The distribution of this insight empowers teams across your organization, including Marketing, Sales, Product, Customer Experience, Client Services, Finance, and beyond, to focus on data-driven customer stories that inform their decisions and planning.

Additionally, it’s essential to get employees across the organization ‘marching to the same drumbeat’ as McKinsey puts it, to devise customer-centric strategies while incorporating tactics that focus on the individual and motivate them to engage your brand.

Step 4: Change Customer Expectations

Once the business has a deeper customer understanding and democratizes insights, it can guide decisions and advise strategies across the organization. Plus, having access to real-time intelligence, rather than limited snapshots in time, allows business decisions, strategies and tactics to evolve with the customer.

“With customer understanding in place, technology enhancements underway, and an informed employee base, the focus turns to adjusting the business to meet customer expectations, since your business can now deliver in terms of your innovation, communication and support,” Langsfeld explained.

As McKinsey states in their report, “It’s not just about digitizing. Companies must also reimagine customer journeys to reduce friction, accelerate the shift to digital channels and provide for new safety requirements.” This is why gaining customer understanding is a critical first step business investment. Failing to do so will result in a loss of time, money and customers.

The ‘Big Opportunity’

Before devising strategies for customer engagement in COVID, first understand how your customers’ attitudes and behaviors have shifted due to isolation, digital adoption and fear. A customer experience insights platform is critical in this matter. Engaging this technology allows teams to synthesize disparate datasets, including customer surveys, product data, industry benchmarks and COVID analysis, to connect it all for analysis and visualization. The resulting insight from these datasets can be used to guide decision-making and set strategy around engagement and technology modernization, while also developing cohesive alignment across the workforce.

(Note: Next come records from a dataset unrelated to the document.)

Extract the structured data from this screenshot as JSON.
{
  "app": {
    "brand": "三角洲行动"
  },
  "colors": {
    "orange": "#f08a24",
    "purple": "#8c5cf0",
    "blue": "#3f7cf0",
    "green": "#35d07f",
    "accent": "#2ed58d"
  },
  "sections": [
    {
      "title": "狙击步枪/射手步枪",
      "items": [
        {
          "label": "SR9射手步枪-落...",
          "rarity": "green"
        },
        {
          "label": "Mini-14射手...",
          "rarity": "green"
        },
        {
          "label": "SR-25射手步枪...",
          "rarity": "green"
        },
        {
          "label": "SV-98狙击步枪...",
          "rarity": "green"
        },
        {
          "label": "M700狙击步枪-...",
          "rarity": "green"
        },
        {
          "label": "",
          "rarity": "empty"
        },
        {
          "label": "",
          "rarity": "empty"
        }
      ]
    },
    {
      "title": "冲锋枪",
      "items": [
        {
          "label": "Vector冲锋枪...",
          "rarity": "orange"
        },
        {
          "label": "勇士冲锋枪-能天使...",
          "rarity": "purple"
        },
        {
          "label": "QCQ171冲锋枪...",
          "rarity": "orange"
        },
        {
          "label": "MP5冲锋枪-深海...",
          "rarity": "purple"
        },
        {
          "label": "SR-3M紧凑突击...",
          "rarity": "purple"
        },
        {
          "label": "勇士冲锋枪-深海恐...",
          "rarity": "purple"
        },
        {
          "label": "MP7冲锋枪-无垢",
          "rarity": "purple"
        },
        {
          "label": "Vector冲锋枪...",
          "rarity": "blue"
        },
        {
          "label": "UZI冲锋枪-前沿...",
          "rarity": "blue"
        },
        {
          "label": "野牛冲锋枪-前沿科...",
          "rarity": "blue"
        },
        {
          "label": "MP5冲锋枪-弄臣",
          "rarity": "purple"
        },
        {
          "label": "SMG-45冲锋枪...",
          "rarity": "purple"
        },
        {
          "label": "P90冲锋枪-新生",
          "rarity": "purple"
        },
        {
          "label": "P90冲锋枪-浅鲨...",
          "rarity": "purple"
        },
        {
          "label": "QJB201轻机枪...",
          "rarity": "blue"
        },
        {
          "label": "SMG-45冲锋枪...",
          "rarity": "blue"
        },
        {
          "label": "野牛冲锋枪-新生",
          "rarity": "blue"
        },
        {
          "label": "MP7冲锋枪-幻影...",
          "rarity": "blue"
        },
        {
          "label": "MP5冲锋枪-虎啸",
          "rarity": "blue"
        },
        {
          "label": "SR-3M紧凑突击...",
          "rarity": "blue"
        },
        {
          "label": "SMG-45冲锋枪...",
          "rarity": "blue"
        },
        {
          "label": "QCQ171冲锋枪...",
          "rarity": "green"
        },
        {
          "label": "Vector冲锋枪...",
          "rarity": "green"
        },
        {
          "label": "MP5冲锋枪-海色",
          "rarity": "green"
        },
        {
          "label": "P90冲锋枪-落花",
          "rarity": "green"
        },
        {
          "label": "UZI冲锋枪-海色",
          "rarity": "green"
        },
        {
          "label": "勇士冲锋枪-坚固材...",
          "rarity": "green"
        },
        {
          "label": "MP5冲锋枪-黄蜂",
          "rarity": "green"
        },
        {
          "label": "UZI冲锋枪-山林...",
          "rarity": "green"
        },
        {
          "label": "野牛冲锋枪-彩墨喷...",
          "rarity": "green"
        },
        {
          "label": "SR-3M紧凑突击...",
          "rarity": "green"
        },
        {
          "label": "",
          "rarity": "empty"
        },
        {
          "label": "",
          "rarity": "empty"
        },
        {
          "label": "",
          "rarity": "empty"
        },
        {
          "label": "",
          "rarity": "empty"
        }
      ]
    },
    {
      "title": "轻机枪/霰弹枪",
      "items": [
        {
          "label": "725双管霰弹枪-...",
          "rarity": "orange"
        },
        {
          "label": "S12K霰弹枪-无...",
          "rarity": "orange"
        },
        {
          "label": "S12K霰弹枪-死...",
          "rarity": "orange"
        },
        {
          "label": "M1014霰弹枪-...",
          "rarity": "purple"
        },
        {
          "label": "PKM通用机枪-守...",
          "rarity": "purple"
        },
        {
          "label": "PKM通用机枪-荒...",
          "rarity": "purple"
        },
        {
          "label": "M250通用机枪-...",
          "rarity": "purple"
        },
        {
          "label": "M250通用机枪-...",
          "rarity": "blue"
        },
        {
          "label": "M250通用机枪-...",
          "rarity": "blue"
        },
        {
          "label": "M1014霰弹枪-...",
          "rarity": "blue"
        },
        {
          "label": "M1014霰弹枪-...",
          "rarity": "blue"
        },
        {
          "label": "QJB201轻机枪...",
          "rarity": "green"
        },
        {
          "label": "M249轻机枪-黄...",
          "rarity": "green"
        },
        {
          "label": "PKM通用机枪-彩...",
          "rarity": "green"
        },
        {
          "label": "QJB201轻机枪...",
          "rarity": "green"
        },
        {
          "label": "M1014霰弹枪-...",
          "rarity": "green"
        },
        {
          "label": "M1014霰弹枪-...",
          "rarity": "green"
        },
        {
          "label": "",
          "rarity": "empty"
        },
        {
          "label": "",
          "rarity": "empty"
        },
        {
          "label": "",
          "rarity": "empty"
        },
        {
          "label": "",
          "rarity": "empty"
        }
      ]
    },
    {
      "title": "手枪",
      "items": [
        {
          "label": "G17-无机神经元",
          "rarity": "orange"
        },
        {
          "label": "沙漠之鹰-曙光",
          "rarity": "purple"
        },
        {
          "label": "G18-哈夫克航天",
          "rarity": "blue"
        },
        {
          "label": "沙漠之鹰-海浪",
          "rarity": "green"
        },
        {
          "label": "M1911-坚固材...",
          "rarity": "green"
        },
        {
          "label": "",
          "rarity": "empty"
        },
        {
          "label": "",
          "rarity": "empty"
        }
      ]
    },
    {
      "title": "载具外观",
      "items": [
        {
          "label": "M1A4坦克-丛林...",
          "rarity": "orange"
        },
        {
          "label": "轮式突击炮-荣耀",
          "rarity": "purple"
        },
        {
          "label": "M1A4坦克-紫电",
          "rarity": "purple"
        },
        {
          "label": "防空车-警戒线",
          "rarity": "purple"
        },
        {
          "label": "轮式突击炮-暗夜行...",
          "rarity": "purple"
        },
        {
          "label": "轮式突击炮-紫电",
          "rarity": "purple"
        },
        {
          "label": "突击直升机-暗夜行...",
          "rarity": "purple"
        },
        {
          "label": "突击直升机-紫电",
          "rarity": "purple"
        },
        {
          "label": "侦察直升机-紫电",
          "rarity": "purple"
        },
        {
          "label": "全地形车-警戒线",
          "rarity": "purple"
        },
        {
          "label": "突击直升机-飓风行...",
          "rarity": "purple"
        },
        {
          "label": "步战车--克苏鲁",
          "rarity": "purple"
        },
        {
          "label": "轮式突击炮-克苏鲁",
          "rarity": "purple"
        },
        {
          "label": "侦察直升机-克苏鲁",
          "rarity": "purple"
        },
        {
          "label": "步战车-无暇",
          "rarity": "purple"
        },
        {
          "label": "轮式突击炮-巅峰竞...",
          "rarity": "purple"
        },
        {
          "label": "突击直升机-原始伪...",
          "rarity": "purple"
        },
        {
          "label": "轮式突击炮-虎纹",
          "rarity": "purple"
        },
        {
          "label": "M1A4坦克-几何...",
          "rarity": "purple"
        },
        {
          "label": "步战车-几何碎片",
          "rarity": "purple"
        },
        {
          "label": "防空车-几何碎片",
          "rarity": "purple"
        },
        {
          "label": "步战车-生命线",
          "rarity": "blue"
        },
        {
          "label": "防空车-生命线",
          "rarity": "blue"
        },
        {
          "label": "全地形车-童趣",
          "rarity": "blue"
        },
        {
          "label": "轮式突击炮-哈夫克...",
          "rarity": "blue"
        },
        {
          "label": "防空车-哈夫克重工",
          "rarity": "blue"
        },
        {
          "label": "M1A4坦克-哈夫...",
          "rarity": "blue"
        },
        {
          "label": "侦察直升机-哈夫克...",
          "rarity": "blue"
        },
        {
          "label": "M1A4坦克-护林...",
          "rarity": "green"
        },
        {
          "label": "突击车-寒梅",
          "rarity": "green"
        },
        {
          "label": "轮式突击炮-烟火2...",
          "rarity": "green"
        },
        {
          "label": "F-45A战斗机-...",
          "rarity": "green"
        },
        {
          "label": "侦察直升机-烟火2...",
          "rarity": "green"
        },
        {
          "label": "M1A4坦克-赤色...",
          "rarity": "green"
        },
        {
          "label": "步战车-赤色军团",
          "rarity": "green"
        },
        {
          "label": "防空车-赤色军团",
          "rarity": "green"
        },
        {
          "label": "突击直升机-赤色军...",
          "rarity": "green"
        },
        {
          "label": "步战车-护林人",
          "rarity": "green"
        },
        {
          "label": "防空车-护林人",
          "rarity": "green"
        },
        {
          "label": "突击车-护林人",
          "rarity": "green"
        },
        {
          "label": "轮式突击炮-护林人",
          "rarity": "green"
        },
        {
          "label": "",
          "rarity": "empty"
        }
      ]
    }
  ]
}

According to Langsfeld, “There is a big opportunity for businesses to innovate operations and evolve with the customer to deliver exceptional experiences. Getting a complete picture of the ‘Age of COVID’ impact on your customers should be your focus before adopting innovations and evolving engagements. This will not only make your business stronger, it will help it avoid a loss of time, money and customers with ill-advised decisions and poor investments.

“The businesses that focus on data-driven insight, then tackle organizational and operational innovation are the ones well-positioned to gain a competitive advantage and succeed with customers.”